Tayla Holman Health & wellness,Intern life,Work life In Sickness and in Health – Dealing with Illnesses at Work

In Sickness and in Health – Dealing with Illnesses at Work

I am sadly coming up on my last week at WEGO Health before I head back to Hofstra. Today, in helping prepare for next month’s “Back to Work” theme, I started doing some research about how to balance work and health. Much of what I found boiled down to the same basic sentiment: Tell your boss about your condition/health problems only if it will affect your ability to do your job. If not, don’t bother.

As someone who has actually left a job for medical reasons, I find this line of thinking a little troubling. When I was a junior in high school, I was working at a gift shop in Copley Square. I happened to come into work at the same time we would be receiving shipments for the day, meaning that after a 7 or 8 hour school day, I had to go to work and start lifting boxes and putting away merchandise.  At first it wasn’t a problem, and I made it through the first couple of weeks just fine.

After a month or so, however, I started to notice that the physical nature of the job was starting to wear on me. The job came less than a year after I was diagnosed with anemia and orthostatic hypotension. I would often get dizzy as a result of changing positions too fast or exerting myself a little more than I should have. After a particularly hectic week in October, at the urging of my guidance counselor, I called my boss and told him that I wouldn’t be able to continue working there. I didn’t give any more details than I felt were necessary. To this day, that is the only job I have ever quit.
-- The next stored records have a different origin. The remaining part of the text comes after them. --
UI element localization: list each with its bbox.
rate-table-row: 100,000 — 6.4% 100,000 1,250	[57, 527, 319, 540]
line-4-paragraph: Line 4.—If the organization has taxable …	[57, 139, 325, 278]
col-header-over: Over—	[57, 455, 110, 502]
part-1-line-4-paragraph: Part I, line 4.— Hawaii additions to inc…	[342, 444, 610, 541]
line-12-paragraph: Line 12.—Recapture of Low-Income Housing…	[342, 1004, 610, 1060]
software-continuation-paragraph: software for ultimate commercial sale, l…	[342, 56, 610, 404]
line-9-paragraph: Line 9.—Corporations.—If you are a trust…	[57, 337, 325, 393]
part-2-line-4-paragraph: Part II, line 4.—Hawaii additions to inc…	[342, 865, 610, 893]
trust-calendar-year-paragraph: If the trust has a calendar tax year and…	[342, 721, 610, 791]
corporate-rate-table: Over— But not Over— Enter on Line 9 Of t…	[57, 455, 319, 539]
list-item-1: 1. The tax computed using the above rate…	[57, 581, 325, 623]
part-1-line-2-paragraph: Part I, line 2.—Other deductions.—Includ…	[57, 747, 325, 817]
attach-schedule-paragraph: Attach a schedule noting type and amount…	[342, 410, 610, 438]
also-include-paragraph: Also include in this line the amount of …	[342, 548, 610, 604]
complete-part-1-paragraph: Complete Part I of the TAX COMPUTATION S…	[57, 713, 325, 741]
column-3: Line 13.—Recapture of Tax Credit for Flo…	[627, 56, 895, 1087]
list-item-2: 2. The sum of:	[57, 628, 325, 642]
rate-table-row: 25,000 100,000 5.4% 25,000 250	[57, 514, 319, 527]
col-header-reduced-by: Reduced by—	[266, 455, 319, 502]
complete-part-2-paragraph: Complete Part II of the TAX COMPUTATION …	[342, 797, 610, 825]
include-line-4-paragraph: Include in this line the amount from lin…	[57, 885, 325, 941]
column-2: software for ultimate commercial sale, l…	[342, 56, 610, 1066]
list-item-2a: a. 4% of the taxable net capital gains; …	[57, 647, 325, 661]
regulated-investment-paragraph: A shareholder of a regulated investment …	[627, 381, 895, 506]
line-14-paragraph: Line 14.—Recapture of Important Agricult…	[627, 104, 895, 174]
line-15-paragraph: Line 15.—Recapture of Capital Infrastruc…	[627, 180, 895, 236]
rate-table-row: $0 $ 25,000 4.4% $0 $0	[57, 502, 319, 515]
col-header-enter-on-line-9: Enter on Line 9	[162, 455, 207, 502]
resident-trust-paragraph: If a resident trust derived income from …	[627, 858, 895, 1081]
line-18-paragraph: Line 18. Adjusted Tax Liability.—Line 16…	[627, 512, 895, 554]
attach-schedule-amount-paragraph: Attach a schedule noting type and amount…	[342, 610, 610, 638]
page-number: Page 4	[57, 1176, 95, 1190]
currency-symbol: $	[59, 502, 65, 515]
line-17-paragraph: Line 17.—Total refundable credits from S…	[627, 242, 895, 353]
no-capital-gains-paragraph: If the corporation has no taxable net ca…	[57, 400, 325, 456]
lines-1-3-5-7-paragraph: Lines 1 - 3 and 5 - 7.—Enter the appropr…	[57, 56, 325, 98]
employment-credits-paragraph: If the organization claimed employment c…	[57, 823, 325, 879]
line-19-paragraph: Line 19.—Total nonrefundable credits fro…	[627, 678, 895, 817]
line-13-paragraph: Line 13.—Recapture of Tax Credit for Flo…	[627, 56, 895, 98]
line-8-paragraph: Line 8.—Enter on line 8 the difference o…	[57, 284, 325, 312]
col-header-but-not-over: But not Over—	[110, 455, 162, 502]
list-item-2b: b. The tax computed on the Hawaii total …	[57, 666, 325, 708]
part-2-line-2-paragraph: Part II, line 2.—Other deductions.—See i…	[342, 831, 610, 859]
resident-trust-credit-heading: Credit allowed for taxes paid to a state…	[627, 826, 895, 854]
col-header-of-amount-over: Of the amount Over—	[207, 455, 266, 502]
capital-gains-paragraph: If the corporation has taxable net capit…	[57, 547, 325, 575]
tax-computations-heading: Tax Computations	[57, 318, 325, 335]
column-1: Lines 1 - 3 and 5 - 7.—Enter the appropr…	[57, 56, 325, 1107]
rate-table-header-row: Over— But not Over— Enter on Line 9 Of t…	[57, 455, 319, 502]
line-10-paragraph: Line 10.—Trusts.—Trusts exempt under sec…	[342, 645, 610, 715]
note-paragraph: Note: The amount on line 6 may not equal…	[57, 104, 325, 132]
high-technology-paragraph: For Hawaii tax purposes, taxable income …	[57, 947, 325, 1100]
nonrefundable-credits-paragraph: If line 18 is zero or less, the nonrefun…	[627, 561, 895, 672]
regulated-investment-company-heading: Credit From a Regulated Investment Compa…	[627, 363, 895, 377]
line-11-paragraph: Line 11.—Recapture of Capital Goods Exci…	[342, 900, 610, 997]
Had I discussed my condition with my boss, I might have been able to continue working there. Or he might have decided to let me go. Who knows what would have happened. The fact of the matter is that by deciding not to talk about my health, I let it affect my ability to do my job. It might not have had to end the way it did. But this was five years ago, and if I had known then what I know now, I might have chosen to have a discussion with my boss and try to work out a solution while still fulfilling my duties.

So if you have a health condition, be it mental or physical, yes, it is entirely your prerogative whether to inform your boss or not. But I highly suggest weighing the risks and benefits of doing so or not doing so. Even if you doubt that your condition will affect your ability to do your job, there is always the possibility that it will. Having that discussion with your employer is really a matter of preempting a potentially harmful situation. If I had the chance to relive my gift shop days, I would have talked to my boss about my diagnoses the first day I started working there.

I’m sure there are some people who have reasons not to discuss their health with their employer. To these people I say, if you are worried about discrimination or anything of the sort, please know that you have rights. The Americans with Disabilities Act exists for just such reasons, as well as the Family Medical Leave Act if something happens to a relative and you need to take a leave of absence. Don’t hide your illness out of fear, because you may end up making things worse for yourself in the end.